De man die tot zijn eigen verrassing werd gevraagd als nieuwe voorzitter  van de Raad voor Cultuur had juist zijn werkzame leven bij de omroep  afgesloten. Joop Daalmeijer heeft zowel bij de publieke als de  commerciële omroep gewerkt, in de journalistiek één in het management.  Wat we van zijn betrokkenheid bij kunst en cultuur in elk geval kunnen  weten: zijn belangstelling voor klassieke muziek en zijn eigen deelname  aan de amateurmuziek. Joop speelt theorbe en heeft daar les in. Erik  Akkermans interviewde hem tijdens de BMC Cultuurconferentie. 

Ik neem aan dat je die theorbe-lessen zelf betaalt. Het onderwerp vandaag is ‘je eigen broek ophouden’, dus dat zit bij jou als leerling wel goed. Maar moet dat in het kunstonderwijs aan kinderen ook de norm zijn? ‘Mij lijkt het vooral een overheidstaak om muzieklessen te betalen voor kinderen wier ouders dat niet kunnen bekostigen. Als ze dat zelf kunnen betalen kan de overheid het geld beter aan andere onderdelen van cultuurbeleid besteden.’
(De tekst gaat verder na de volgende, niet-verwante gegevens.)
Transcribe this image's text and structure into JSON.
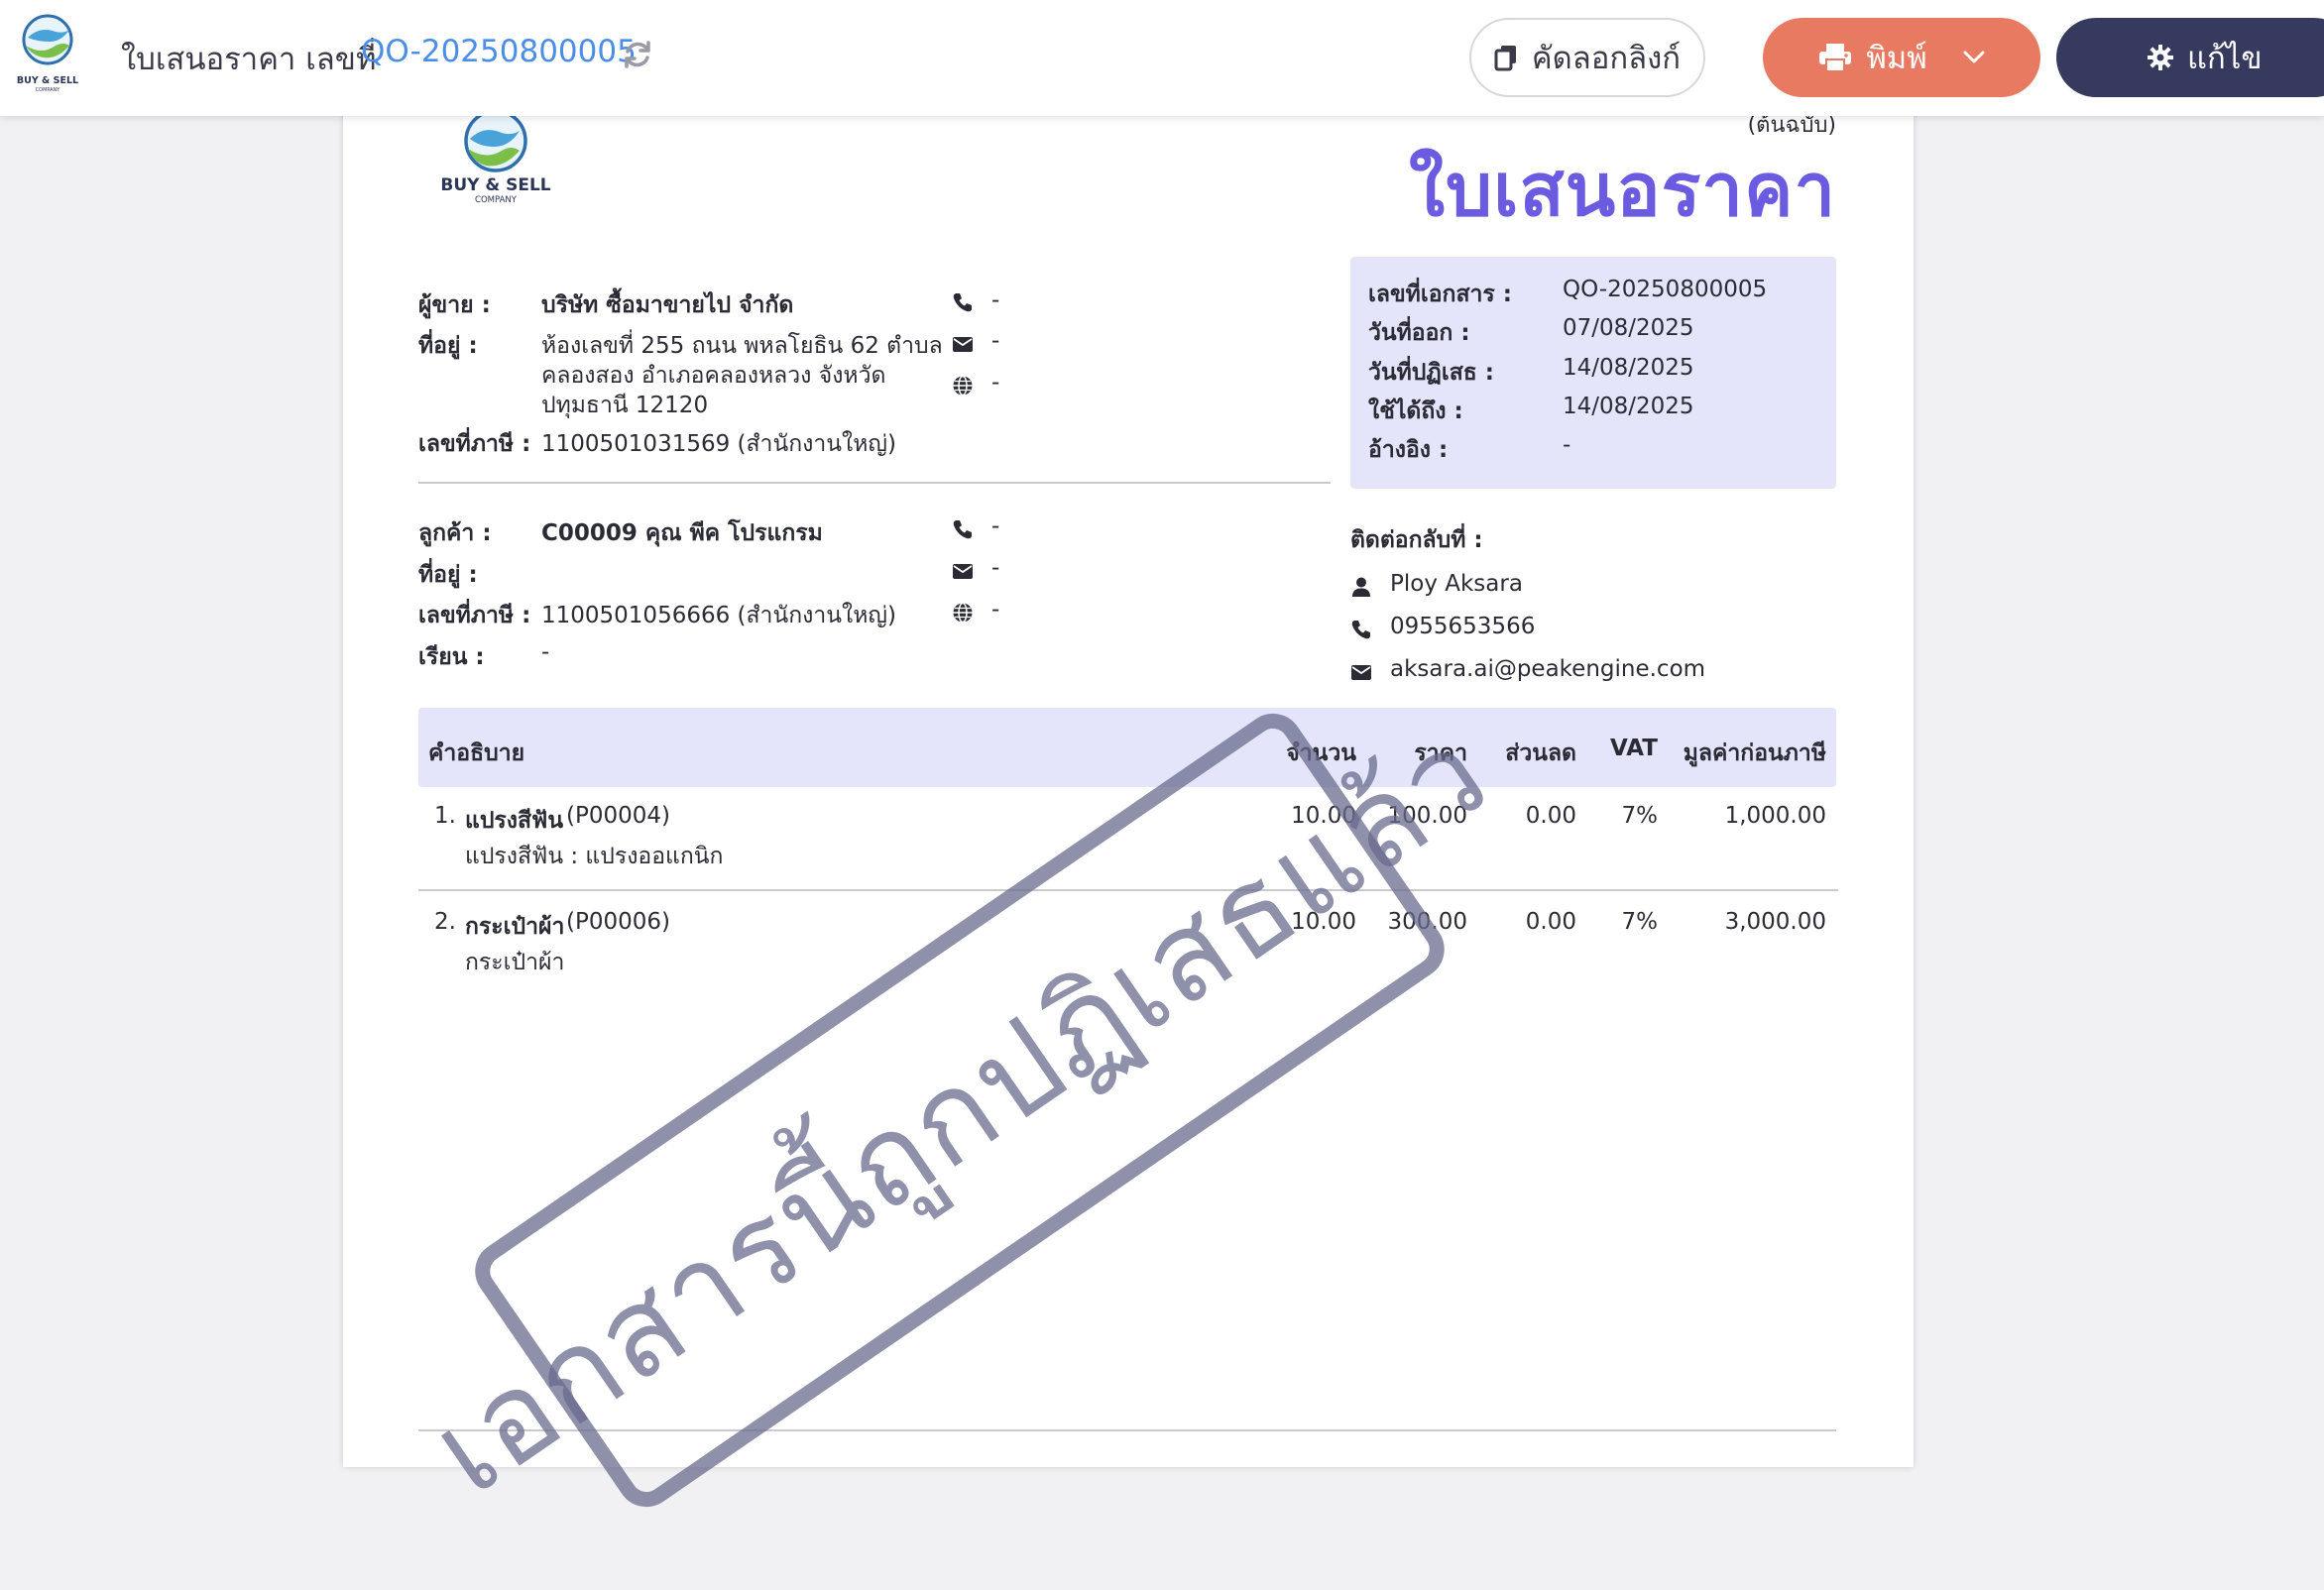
{
  "topbar": {
    "title": "ใบเสนอราคา เลขที่",
    "doc_no": "QO-20250800005",
    "copy_link_label": "คัดลอกลิงก์",
    "print_label": "พิมพ์",
    "edit_label": "แก้ไข",
    "icons": [
      "company-logo",
      "refresh-icon",
      "copy-icon",
      "printer-icon",
      "chevron-down-icon",
      "gear-icon"
    ]
  },
  "company_logo": {
    "name": "BUY & SELL",
    "sub": "COMPANY"
  },
  "document": {
    "copy_note": "(ต้นฉบับ)",
    "title": "ใบเสนอราคา"
  },
  "seller": {
    "label": "ผู้ขาย :",
    "name": "บริษัท ซื้อมาขายไป จำกัด",
    "address_label": "ที่อยู่ :",
    "address_line1": "ห้องเลขที่ 255 ถนน พหลโยธิน 62 ตำบล",
    "address_line2": "คลองสอง อำเภอคลองหลวง จังหวัด",
    "address_line3": "ปทุมธานี 12120",
    "tax_label": "เลขที่ภาษี :",
    "tax_id": "1100501031569 (สำนักงานใหญ่)",
    "phone": "-",
    "email": "-",
    "web": "-"
  },
  "customer": {
    "label": "ลูกค้า :",
    "name": "C00009 คุณ พีค โปรแกรม",
    "address_label": "ที่อยู่ :",
    "tax_label": "เลขที่ภาษี :",
    "tax_id": "1100501056666 (สำนักงานใหญ่)",
    "attn_label": "เรียน :",
    "attn": "-",
    "phone": "-",
    "email": "-",
    "web": "-"
  },
  "meta": {
    "doc_no_label": "เลขที่เอกสาร :",
    "doc_no": "QO-20250800005",
    "issue_label": "วันที่ออก :",
    "issue_date": "07/08/2025",
    "reject_label": "วันที่ปฏิเสธ :",
    "reject_date": "14/08/2025",
    "valid_label": "ใช้ได้ถึง :",
    "valid_date": "14/08/2025",
    "ref_label": "อ้างอิง :",
    "ref": "-"
  },
  "contact": {
    "label": "ติดต่อกลับที่ :",
    "name": "Ploy Aksara",
    "phone": "0955653566",
    "email": "aksara.ai@peakengine.com"
  },
  "table": {
    "headers": {
      "desc": "คำอธิบาย",
      "qty": "จำนวน",
      "price": "ราคา",
      "discount": "ส่วนลด",
      "vat": "VAT",
      "amount": "มูลค่าก่อนภาษี"
    },
    "rows": [
      {
        "no": "1.",
        "name": "แปรงสีฟัน",
        "code": "(P00004)",
        "detail": "แปรงสีฟัน : แปรงออแกนิก",
        "qty": "10.00",
        "price": "100.00",
        "discount": "0.00",
        "vat": "7%",
        "amount": "1,000.00"
      },
      {
        "no": "2.",
        "name": "กระเป๋าผ้า",
        "code": "(P00006)",
        "detail": "กระเป๋าผ้า",
        "qty": "10.00",
        "price": "300.00",
        "discount": "0.00",
        "vat": "7%",
        "amount": "3,000.00"
      }
    ]
  },
  "stamp": {
    "text": "เอกสารนี้ถูกปฏิเสธแล้ว"
  },
  "colors": {
    "accent": "#4a8ee8",
    "title": "#6a5be0",
    "print": "#e87a62",
    "edit": "#353a5e",
    "panel": "#e4e5fb"
  }
}
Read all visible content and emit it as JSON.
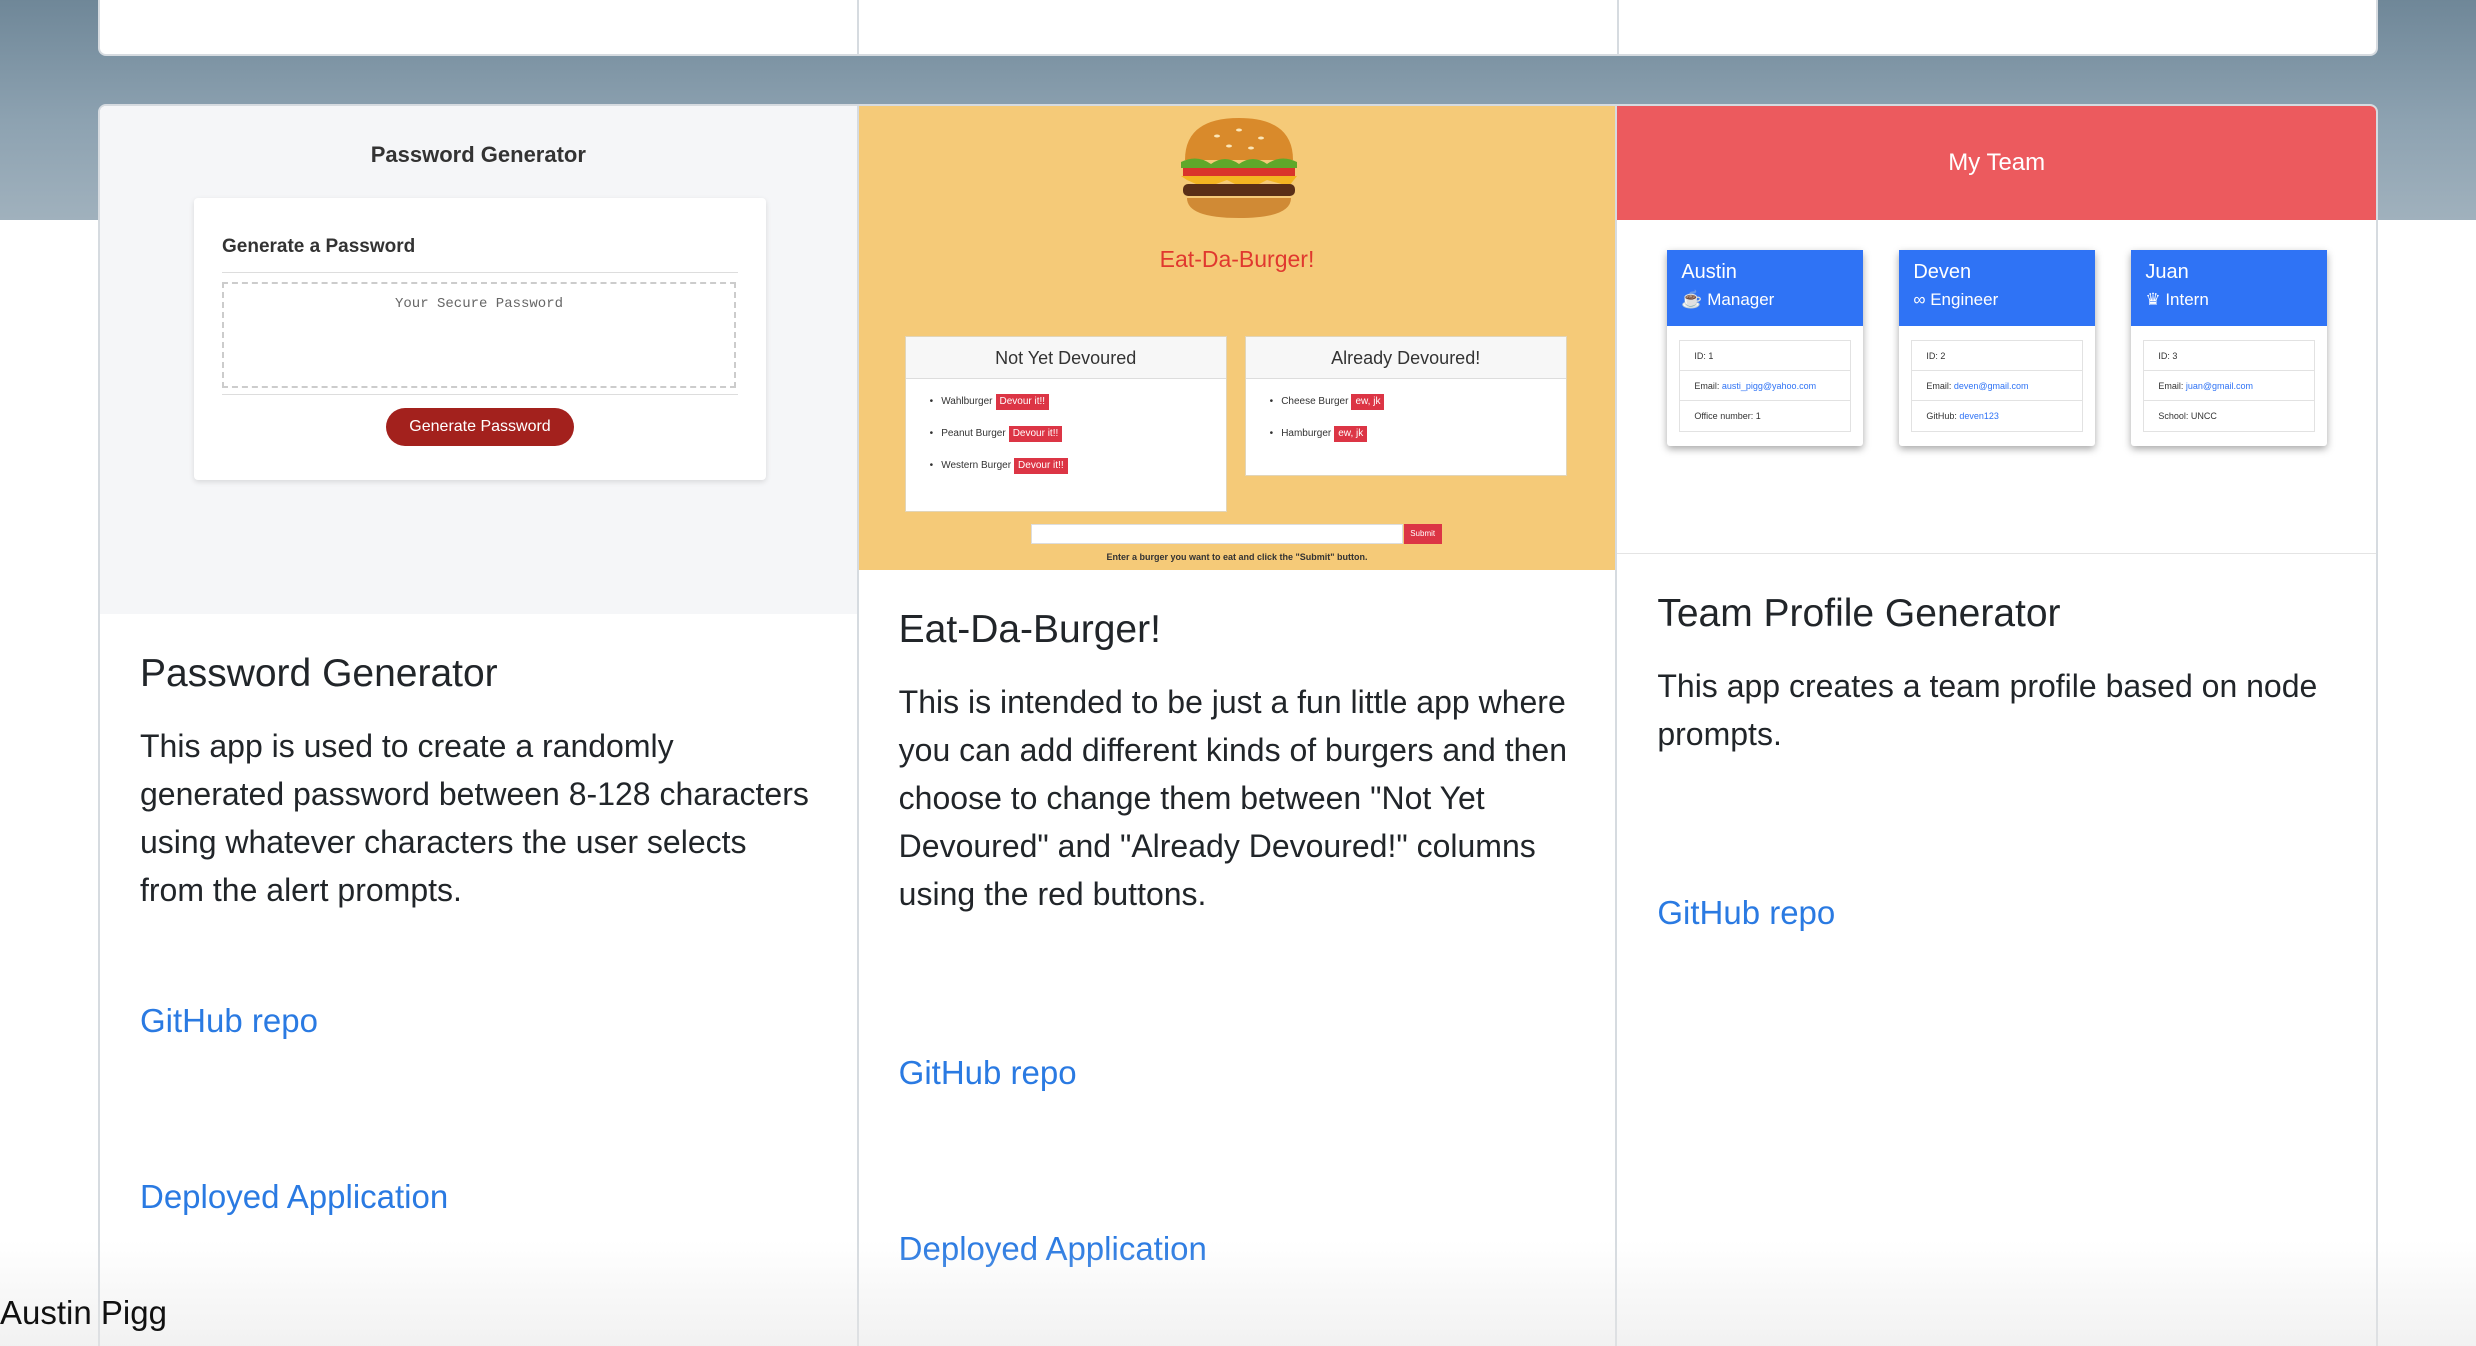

We ontmoetten elkaar toen ik een adviesopdracht deed voor het Nationaal Jeugd Orkest (NJO), waar jij in het bestuur zat. We spreken vandaag over cultureel ondernemerschap. Lukte het jullie als NJO om zonder overheidsmiddelen rond te komen en elders geld vandaan te halen? ‘Nee, en dat hoefde naar ons idee ook niet. Het NJO heeft een functie voor jong talent waar overheidsmiddelen passend zijn. Wat niet wegneemt dat het NJO op zoek is gegaan naar nieuwe wegen en naar meer stakeholders. Door een structurele samenwerking met de Gemeente Apeldoorn en met de Gelderse Muziekzomer is een geheel ander model ontstaan, met een veel beperktere rol voor de landelijke overheid.’

Je voorzitterschap van de Raad voor Cultuur maakt zulke bestuursfuncties voor jou nu niet meer mogelijk. Jammer, want je zou goed kunnen helpen met elders geld gaan zoeken. ‘Niet alle bestuursfuncties hoef ik neer te leggen. Mijn betrokkenheid bij de Nederlands-Vlaamse samenwerking blijf ik bijvoorbeeld continueren. Overigens vind ik niet dat je cultureel ondernemerschap alleen moet uitleggen als ‘ergens anders geld vandaan halen’. Cultureel ondernemerschap gaat immers over ondernemen. En vergeet niet dat de zoektocht naar geld van derden – sponsors, mecenassen, fondsen – in de komende tijd door steeds meer instellingen gaat worden ondernomen. De bezuinigingen maken de spoeling ook buiten de overheidssubsidies dun. Je zult dus tevens voor andere invalshoeken moeten kiezen: de kosten drukken, prijzen waar mogelijk verhogen. Wees kritisch op je overhead, onderzoek mogelijkheden van een smallere backoffice, wellicht door samenwerking. En ga wat creatiever om met prijselasticiteit. Neem het Oerol Festival; dat is zo -succesvol en populair, mensen zijn bereid daar ook naar rato voor te betalen. Of kijk naar de VARA Matinee, een fantastische programmering; mensen betalen daar maar weinig voor. Die zaal krijg je voor veel meer geld ook vol!’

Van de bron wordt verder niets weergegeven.